We have to begin dismantling the two-party system, and one way is to get the money out. It’s not the only thing we need to do, but money buys the broadest support for the current system. Candidates are personally enriched, those who work for the party are enriched, and suppliers of services are enriched. Suppliers are many, and include marketing firms, convention centers, travel agencies and airlines. And it’s an entire ecosystem: it’s not the candidate travel that enriches travel suppliers, it’s their entourage, convention attendees, and most of all, their competitors who must keep up. Lobbyists, PACs and all the donations must be managed so that’s more money spread around. And all these leeches on the political system buy houses, cars and luxury items that bring commission to others. Everyone mentioned here has a stake in the status quo. And they will do their part to keep it like it is. It’s survival. And there is another problem, the paradox of the independent: voters like it this way. Here’s why.
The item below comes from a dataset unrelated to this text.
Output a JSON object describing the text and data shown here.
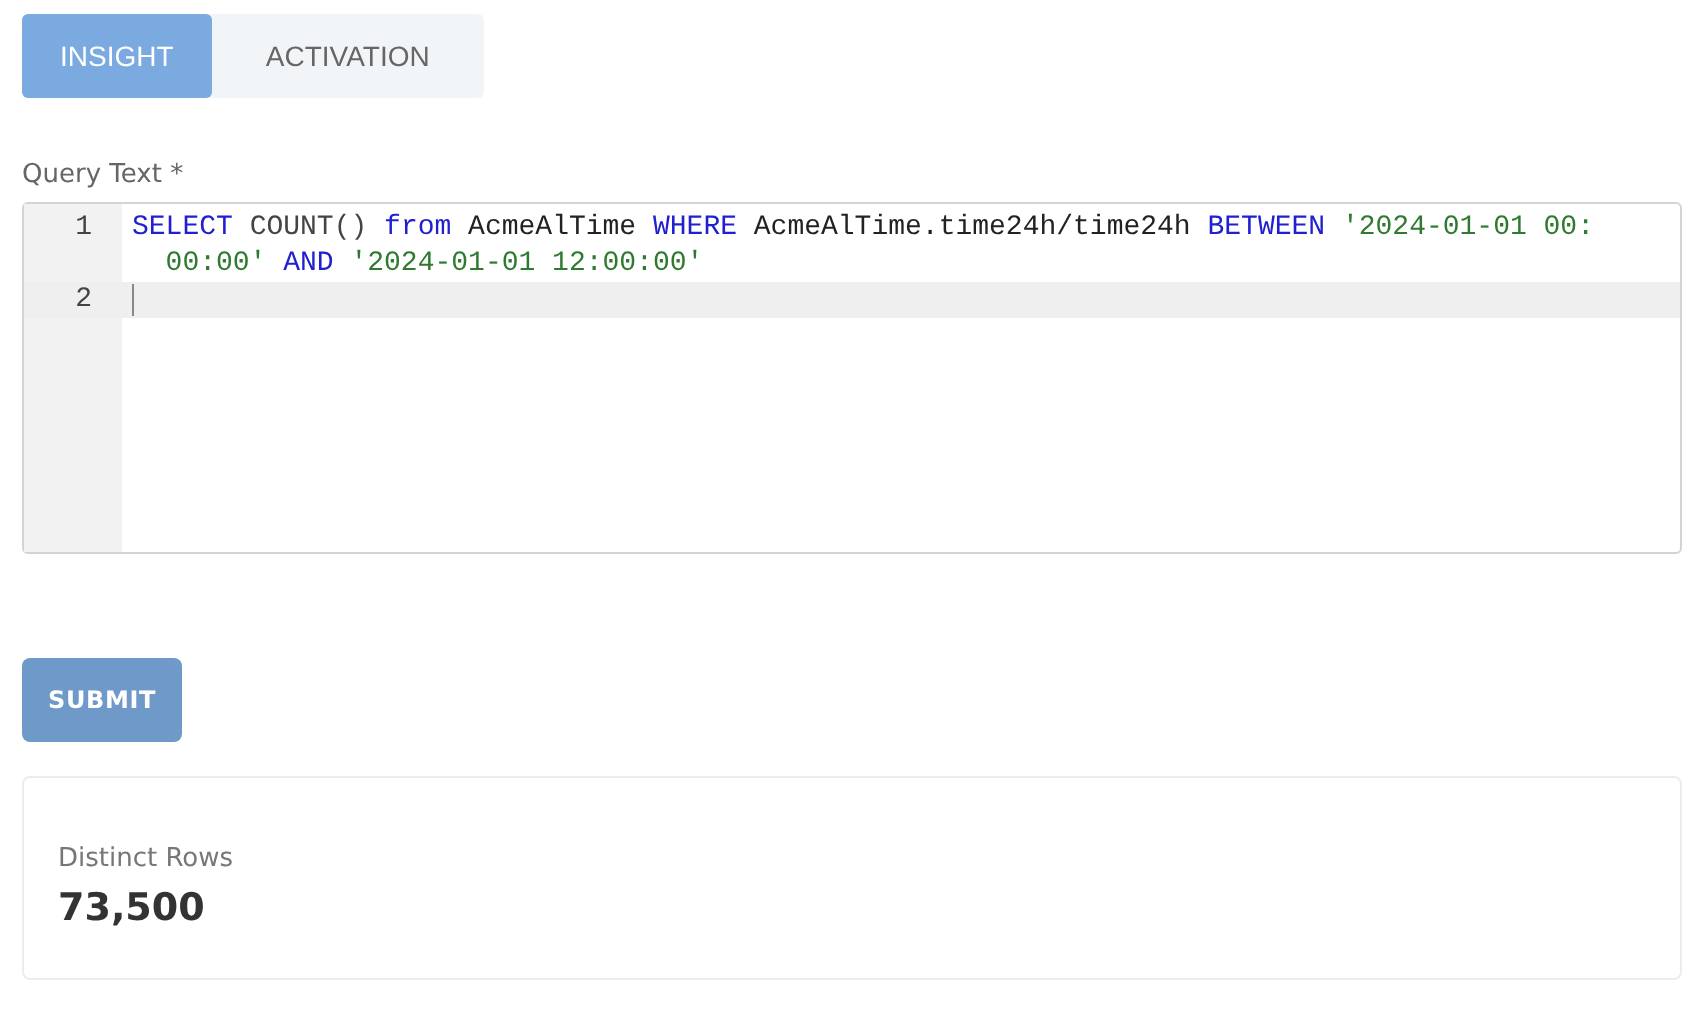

People associate wealth with success. People want candidates not in the pay of special interests, but if they aren’t getting big donations, voters and the media assume there must be a reason. We want candidates free of influence, but voters look at who approves of them, and that approval is in the form of donations. For candidates to act in our best interests, the voters have to stop evaluating candidates this way. Voters also have to start looking at candidate statements and history, and also at the incumbent’s voting record. We can’t keep letting the media or our loud friends do the analysis for us. Their values are not our values. And it is our responsibility to make the best voting decisions.
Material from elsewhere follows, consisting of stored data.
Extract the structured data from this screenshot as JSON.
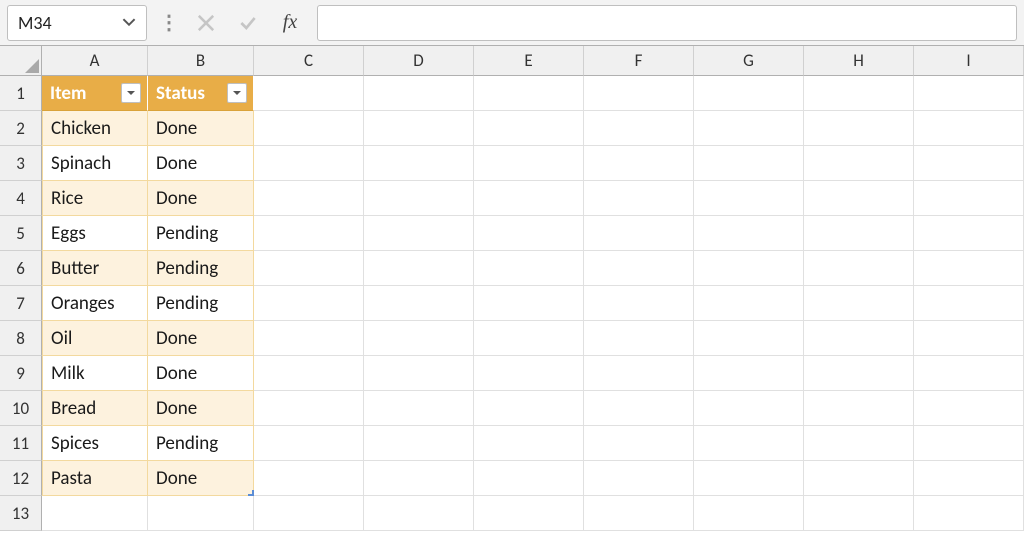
{
  "nameBox": {
    "value": "M34"
  },
  "formula": {
    "value": "",
    "fxLabel": "fx"
  },
  "columns": [
    "A",
    "B",
    "C",
    "D",
    "E",
    "F",
    "G",
    "H",
    "I"
  ],
  "columnWidths": {
    "A": 106,
    "B": 106,
    "other": 110
  },
  "rowCount": 13,
  "table": {
    "headers": [
      "Item",
      "Status"
    ],
    "rows": [
      {
        "item": "Chicken",
        "status": "Done"
      },
      {
        "item": "Spinach",
        "status": "Done"
      },
      {
        "item": "Rice",
        "status": "Done"
      },
      {
        "item": "Eggs",
        "status": "Pending"
      },
      {
        "item": "Butter",
        "status": "Pending"
      },
      {
        "item": "Oranges",
        "status": "Pending"
      },
      {
        "item": "Oil",
        "status": "Done"
      },
      {
        "item": "Milk",
        "status": "Done"
      },
      {
        "item": "Bread",
        "status": "Done"
      },
      {
        "item": "Spices",
        "status": "Pending"
      },
      {
        "item": "Pasta",
        "status": "Done"
      }
    ],
    "colors": {
      "headerBg": "#e8ad47",
      "headerText": "#ffffff",
      "bandOdd": "#fdf2de",
      "bandEven": "#ffffff",
      "border": "#f3d99e"
    }
  }
}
I called the Federal Election Commission today, the Information Division, and they confirmed that as long as spending is less than $5,000, there is no need to file at all. The downside is that an opponent can point out that I didn’t file and suggest this is a problem, and it’s less obvious I’m not taking donations. The FEC says I can file with zero, but it will require a bank account, quarterly reports and other things, which saps time away from campaigning when there is no campaign manager.

On the one hand, it might be good advertising to prove I’m not taking donations and that I’m spending less than $5,000. But so many voters will interpret this as not being a serious candidate, that if real estate developers aren’t donating, if a major party isn’t backing me, then I can’t be worth much. Yes, that’s the way people think, but not consciously.
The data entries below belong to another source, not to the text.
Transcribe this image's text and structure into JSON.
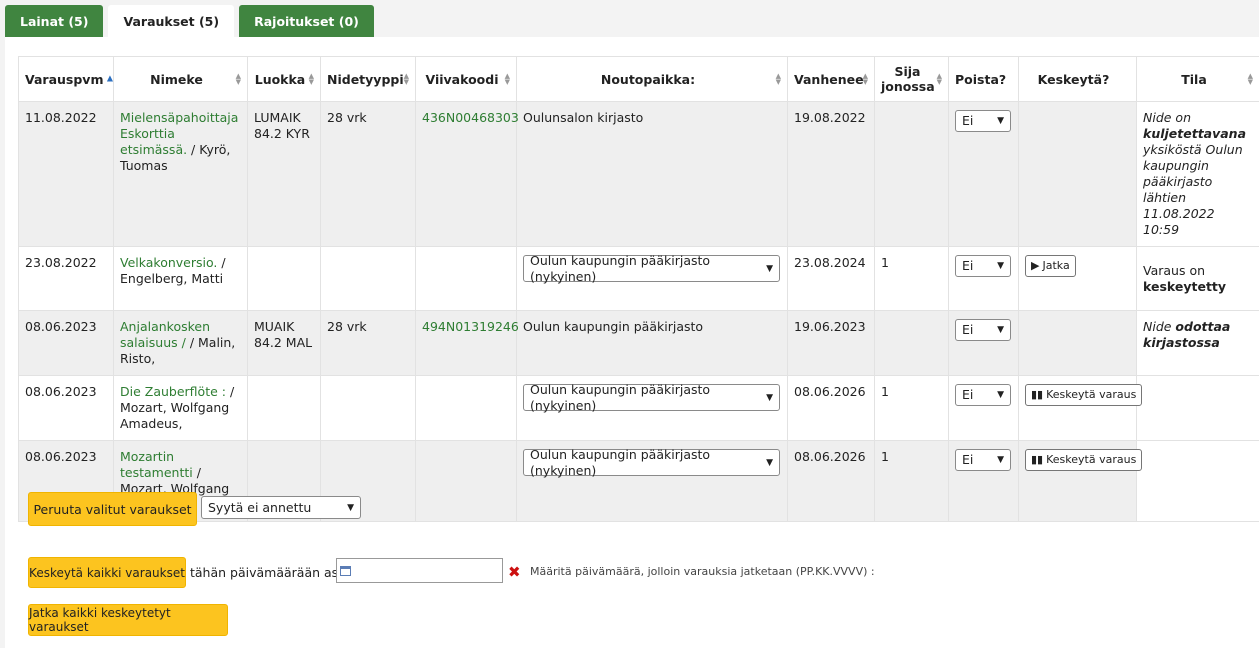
{
  "tabs": [
    {
      "label": "Lainat (5)"
    },
    {
      "label": "Varaukset (5)"
    },
    {
      "label": "Rajoitukset (0)"
    }
  ],
  "columns": {
    "varauspvm": "Varauspvm",
    "nimeke": "Nimeke",
    "luokka": "Luokka",
    "nidetyyppi": "Nidetyyppi",
    "viivakoodi": "Viivakoodi",
    "noutopaikka": "Noutopaikka:",
    "vanhenee": "Vanhenee",
    "sija": "Sija jonossa",
    "poista": "Poista?",
    "keskeyta": "Keskeytä?",
    "tila": "Tila"
  },
  "rows": [
    {
      "date": "11.08.2022",
      "title": "Mielensäpahoittaja Eskorttia etsimässä.",
      "author": " / Kyrö, Tuomas",
      "luokka": "LUMAIK 84.2 KYR",
      "nidetyyppi": "28 vrk",
      "barcode": "436N00468303",
      "pickup": "Oulunsalon kirjasto",
      "expires": "19.08.2022",
      "queue": "",
      "delete": "Ei",
      "tila_pre": "Nide on ",
      "tila_bold": "kuljetettavana",
      "tila_post": " yksiköstä Oulun kaupungin pääkirjasto lähtien 11.08.2022 10:59"
    },
    {
      "date": "23.08.2022",
      "title": "Velkakonversio.",
      "author": " / Engelberg, Matti",
      "pickup_select": "Oulun kaupungin pääkirjasto (nykyinen)",
      "expires": "23.08.2024",
      "queue": "1",
      "delete": "Ei",
      "suspend": "Jatka",
      "tila_pre": "Varaus on ",
      "tila_bold": "keskeytetty"
    },
    {
      "date": "08.06.2023",
      "title": "Anjalankosken salaisuus / ",
      "author": "/ Malin, Risto,",
      "luokka": "MUAIK 84.2 MAL",
      "nidetyyppi": "28 vrk",
      "barcode": "494N01319246",
      "pickup": "Oulun kaupungin pääkirjasto",
      "expires": "19.06.2023",
      "queue": "",
      "delete": "Ei",
      "tila_pre": "Nide ",
      "tila_bold": "odottaa kirjastossa"
    },
    {
      "date": "08.06.2023",
      "title": "Die Zauberflöte :",
      "author": " / Mozart, Wolfgang Amadeus,",
      "pickup_select": "Oulun kaupungin pääkirjasto (nykyinen)",
      "expires": "08.06.2026",
      "queue": "1",
      "delete": "Ei",
      "suspend": "Keskeytä varaus"
    },
    {
      "date": "08.06.2023",
      "title": "Mozartin testamentti",
      "author": " / Mozart, Wolfgang Amadeus,",
      "pickup_select": "Oulun kaupungin pääkirjasto (nykyinen)",
      "expires": "08.06.2026",
      "queue": "1",
      "delete": "Ei",
      "suspend": "Keskeytä varaus"
    }
  ],
  "actions": {
    "cancel_selected": "Peruuta valitut varaukset",
    "reason": "Syytä ei annettu",
    "suspend_all": "Keskeytä kaikki varaukset",
    "until_label": "tähän päivämäärään asti",
    "date_value": "",
    "date_hint": "Määritä päivämäärä, jolloin varauksia jatketaan (PP.KK.VVVV) :",
    "resume_all": "Jatka kaikki keskeytetyt varaukset"
  },
  "colors": {
    "tab_green": "#408540",
    "link_green": "#2e7d32",
    "button_yellow": "#fcc41f",
    "clear_red": "#cc1010"
  }
}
I believe that people will understand my intention of representing the people without donations, a commitment to clean hands. They will be held back because working for 40 years or so, raising a family and pursuing education hasn’t made me rich, and they want a success. But that kind of success comes at a price I won’t pay.

You’ll have to decide if I deserve your vote based on what you read here, on my history, and the fact that I stand for what you know is right at a time when it isn’t popular. I have to trust you to see beyond the refusal to take money, to see beyond my lack of wealth, and to elect me because I’ll represent you well, because I’m more like you than anyone else in this election.

By Ed Rushman

Technical manager in Orange County, parent, husband.